I have a bit of an odd problem. I just started with my company and am currently working update some old code. It uses a lot of Proc Freqs to help us check out the validity of our data. We have a LOT of variables, but most of them share between three or four valid value ranges. It was asked if it would be possible to condense the proc freqs into a table with a list of variables with the same valid value range comprising the rows, and the values that they could take across the top (and any invalid values that may be in there). All we want is a display of the counts of each different response for each variable.
I have been working on this by myself for a while now and haven't been able to get very far. I have had a few ideas on how to attempt this, but so far none of them have worked. I've been focusing mainly on proc report as we use it in other sections of the code, but just recently began to look at proc tabulate as well.
I apologize if this is unclear, if more information is requested I would be more than happy to provide it. Thanks for any help!
I'm not sure that will solve my problem. With it I can change each variable into an observation, but then I have 100k new variables from all of the observations. I would need some way of consolidating all of those variables into a smaller range of variables, one variable containing a count for each specific value or value range that appeared, correct? And even if I do that, how do I account for the invalid values? In general, I can't create a generic variable that contains invalid counts, as there are times when it is important to know what the invalid values actually are.
I guess my original question may have been this. Is it possible to use proc report or proc tabulate to create a table where each row is a different variable and the columns are predefined ranges and any invalid values in the variables (the predefined ranges I believe would come from a proc format)? Each cell on the table would then contain a count of how many observations contained that value or range for that variable. The output from running proc freq on 100-200 similar variables (3-4 times) is lengthy and cumbersome to analyze. The hope was that we could just use another procedure to consolidate the information, and to save paper.
I apologize, I am fairly new to SAS. I had great success teaching myself macros and a lot of other things, but this seems like it should be easy and is really giving me a difficult time. Thanks again for any help!
It would help to illustrate in a post-reply exactly the INPUT side and desired OUTPUT side which you would like to see happen in your SAS application/program.
Consider that you also have full-control with DATA step programming to generate your output statistics/summary information.
I understood that you had many observations, for example, with a variable ID, and you would like to generate a "collapsed" summary report showing counts of ID, represented as columns (and possibly to consider other key-variables with separate rows/observations). With this objective, I encourage you to explore PROC TRANSPOSE to transform your vertical data to horizontal, then summarize, if needed, and then you can use either PROC PRINT or if desired PROC REPORT to externalize your data in a report.
If I am understanding your problem I believe that proc tabulate may have a good shot at what you need.
A skeleton program would look like:
Proc tabulate data=;
/*the missing is important as otherwise the default behavior for tabulate
will only count the records that all have nonmissing values for the class
/*one table per variable*/
table n, ;
table n, ;
/* or one row with all of the variables across the page */
table n, ;
Depending on the number of categories for each variable I would look at how many columns you want across a page and select the number of variables per row. It may be that you want to use tabulate with a noprint option to create an output dataset and then proc transpose to arrange data for proc print.

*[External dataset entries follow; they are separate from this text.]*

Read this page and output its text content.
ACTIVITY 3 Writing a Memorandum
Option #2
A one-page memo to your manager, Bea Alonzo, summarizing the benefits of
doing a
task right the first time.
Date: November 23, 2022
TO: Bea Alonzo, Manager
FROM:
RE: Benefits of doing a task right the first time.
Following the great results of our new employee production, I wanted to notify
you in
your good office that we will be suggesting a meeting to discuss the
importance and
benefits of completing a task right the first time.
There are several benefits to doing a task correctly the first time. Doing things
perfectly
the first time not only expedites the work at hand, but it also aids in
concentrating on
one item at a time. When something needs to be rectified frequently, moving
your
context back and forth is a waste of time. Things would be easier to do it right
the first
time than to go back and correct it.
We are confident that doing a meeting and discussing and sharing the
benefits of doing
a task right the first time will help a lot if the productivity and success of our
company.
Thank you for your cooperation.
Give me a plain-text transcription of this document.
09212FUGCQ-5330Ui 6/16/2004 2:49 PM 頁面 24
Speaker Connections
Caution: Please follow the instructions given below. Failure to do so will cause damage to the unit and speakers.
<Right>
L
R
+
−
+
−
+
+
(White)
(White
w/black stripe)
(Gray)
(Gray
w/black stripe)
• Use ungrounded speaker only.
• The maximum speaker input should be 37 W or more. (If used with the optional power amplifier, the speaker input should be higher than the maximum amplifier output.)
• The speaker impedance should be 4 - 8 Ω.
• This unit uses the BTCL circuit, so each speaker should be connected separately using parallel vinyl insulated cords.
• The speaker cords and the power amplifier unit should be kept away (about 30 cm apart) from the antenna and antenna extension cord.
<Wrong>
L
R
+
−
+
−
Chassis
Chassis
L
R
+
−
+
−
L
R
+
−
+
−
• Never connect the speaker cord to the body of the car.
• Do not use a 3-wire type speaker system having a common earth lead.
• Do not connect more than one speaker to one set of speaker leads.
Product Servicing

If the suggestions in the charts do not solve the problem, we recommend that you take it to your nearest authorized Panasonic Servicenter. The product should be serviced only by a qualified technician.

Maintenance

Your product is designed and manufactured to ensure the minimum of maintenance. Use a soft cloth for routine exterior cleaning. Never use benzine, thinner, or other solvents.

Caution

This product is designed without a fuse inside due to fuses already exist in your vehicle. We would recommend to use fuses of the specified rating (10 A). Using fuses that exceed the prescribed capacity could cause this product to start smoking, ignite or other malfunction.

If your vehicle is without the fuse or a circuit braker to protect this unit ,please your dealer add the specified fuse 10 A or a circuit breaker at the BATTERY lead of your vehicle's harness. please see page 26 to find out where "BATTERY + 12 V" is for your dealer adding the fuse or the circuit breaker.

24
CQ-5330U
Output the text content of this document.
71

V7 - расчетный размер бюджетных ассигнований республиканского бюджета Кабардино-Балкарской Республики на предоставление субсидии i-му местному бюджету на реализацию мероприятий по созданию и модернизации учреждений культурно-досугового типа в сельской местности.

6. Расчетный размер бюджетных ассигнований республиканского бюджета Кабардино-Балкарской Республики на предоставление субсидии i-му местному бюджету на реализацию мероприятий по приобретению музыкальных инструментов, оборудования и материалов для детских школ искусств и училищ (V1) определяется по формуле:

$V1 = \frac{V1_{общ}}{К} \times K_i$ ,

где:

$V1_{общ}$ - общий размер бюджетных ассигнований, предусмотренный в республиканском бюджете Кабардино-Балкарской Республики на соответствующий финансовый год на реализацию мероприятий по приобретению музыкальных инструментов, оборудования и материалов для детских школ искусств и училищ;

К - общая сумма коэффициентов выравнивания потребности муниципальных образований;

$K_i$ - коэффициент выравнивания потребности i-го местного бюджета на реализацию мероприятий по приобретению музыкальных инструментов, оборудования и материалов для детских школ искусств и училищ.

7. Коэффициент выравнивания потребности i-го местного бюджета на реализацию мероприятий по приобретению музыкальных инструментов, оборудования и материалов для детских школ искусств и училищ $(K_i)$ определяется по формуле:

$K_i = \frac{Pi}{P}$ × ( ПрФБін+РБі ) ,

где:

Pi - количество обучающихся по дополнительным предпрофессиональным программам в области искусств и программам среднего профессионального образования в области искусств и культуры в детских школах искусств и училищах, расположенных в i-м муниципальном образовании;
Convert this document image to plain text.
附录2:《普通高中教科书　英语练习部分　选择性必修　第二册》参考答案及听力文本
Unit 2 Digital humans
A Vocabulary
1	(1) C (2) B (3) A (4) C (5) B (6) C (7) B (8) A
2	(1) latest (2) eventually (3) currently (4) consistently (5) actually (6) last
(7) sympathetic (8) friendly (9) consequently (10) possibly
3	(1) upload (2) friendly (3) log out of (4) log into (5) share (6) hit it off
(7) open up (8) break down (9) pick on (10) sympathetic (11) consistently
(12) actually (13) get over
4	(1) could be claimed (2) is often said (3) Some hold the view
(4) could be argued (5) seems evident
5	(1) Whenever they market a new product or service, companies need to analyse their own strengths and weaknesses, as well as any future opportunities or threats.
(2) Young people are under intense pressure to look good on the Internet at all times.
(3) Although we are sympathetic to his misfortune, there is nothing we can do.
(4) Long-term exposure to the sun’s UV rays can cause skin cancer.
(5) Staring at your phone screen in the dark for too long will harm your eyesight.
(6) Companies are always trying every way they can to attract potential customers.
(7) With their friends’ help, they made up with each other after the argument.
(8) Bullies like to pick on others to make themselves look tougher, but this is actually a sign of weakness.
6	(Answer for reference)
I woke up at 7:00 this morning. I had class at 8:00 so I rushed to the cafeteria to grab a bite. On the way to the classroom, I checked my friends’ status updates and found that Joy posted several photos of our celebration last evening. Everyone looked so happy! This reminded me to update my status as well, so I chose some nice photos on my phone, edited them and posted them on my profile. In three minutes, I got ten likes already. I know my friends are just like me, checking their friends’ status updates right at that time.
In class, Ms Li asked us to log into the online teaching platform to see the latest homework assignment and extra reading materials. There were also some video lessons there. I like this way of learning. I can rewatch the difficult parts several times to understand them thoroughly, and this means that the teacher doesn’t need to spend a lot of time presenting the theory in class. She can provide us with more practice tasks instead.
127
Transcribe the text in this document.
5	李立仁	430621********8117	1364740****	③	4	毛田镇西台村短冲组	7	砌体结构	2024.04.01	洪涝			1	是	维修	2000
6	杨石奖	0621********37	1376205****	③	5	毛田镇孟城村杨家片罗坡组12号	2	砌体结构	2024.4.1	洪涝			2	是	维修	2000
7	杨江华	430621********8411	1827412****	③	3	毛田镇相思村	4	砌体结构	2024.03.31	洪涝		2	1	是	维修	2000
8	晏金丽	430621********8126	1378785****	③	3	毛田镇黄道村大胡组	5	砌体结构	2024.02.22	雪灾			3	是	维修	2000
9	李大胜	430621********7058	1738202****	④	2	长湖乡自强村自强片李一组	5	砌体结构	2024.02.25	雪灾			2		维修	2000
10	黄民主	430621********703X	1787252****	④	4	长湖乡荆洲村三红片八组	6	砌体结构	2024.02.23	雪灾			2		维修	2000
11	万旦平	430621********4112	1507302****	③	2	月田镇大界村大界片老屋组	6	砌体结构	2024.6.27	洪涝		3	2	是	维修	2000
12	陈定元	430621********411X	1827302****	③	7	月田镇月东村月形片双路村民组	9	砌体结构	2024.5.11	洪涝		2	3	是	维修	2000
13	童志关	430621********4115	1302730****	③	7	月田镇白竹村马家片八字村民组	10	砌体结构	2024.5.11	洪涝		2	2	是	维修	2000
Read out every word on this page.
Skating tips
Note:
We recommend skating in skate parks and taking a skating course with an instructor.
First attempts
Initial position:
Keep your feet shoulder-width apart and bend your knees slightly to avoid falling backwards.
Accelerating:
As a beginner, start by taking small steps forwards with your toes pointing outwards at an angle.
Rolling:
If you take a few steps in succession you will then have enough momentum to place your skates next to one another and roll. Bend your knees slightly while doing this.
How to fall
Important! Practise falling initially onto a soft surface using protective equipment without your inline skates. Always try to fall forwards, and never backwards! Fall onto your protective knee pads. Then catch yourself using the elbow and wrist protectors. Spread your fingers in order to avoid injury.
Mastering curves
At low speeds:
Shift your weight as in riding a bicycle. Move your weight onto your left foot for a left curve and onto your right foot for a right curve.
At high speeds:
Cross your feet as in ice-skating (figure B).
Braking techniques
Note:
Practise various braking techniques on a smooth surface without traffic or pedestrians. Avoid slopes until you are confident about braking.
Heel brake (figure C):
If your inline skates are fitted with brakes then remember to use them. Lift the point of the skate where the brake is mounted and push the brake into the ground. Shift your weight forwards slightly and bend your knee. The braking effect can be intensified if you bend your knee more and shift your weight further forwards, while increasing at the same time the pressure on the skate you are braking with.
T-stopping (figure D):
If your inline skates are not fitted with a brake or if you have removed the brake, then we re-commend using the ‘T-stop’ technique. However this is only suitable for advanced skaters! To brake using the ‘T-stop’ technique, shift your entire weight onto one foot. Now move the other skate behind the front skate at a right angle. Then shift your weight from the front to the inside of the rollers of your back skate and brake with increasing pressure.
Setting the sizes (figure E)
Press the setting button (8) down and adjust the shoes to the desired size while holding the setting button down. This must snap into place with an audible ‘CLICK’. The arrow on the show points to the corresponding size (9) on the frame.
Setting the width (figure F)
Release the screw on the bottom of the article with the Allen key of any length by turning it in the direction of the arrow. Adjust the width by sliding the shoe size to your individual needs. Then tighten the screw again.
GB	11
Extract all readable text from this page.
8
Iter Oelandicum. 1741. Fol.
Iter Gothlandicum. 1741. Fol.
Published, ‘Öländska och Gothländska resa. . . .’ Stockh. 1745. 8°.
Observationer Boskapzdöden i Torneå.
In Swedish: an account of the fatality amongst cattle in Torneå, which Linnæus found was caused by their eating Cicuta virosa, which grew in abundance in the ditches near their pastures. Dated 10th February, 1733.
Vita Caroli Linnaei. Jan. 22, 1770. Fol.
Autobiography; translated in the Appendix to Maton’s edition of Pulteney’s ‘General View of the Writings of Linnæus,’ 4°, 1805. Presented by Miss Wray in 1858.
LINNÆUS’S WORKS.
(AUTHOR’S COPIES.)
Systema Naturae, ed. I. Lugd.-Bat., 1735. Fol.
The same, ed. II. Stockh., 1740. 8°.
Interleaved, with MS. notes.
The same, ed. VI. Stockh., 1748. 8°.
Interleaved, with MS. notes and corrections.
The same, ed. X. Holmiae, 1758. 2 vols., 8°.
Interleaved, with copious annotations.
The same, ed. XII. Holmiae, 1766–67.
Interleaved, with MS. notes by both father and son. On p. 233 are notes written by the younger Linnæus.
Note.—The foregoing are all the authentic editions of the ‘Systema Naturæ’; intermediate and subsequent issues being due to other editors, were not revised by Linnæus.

I apologize for disappearing for a while. We had a lot of work all of a sudden.
To answer the earlier questions:
Desired output would be 1 row per variable.
Also, all of the variables that I would put in one table would have similar values. I would put all the numeric continuous in one report, all of the discrete in another, and all of the character variables with the same valid values in another.
I will once again look into proc tabulate (and the data step/proc transpose ideas) as I did not have much time to look at it before my attention was needed elsewhere. Thanks for all the help!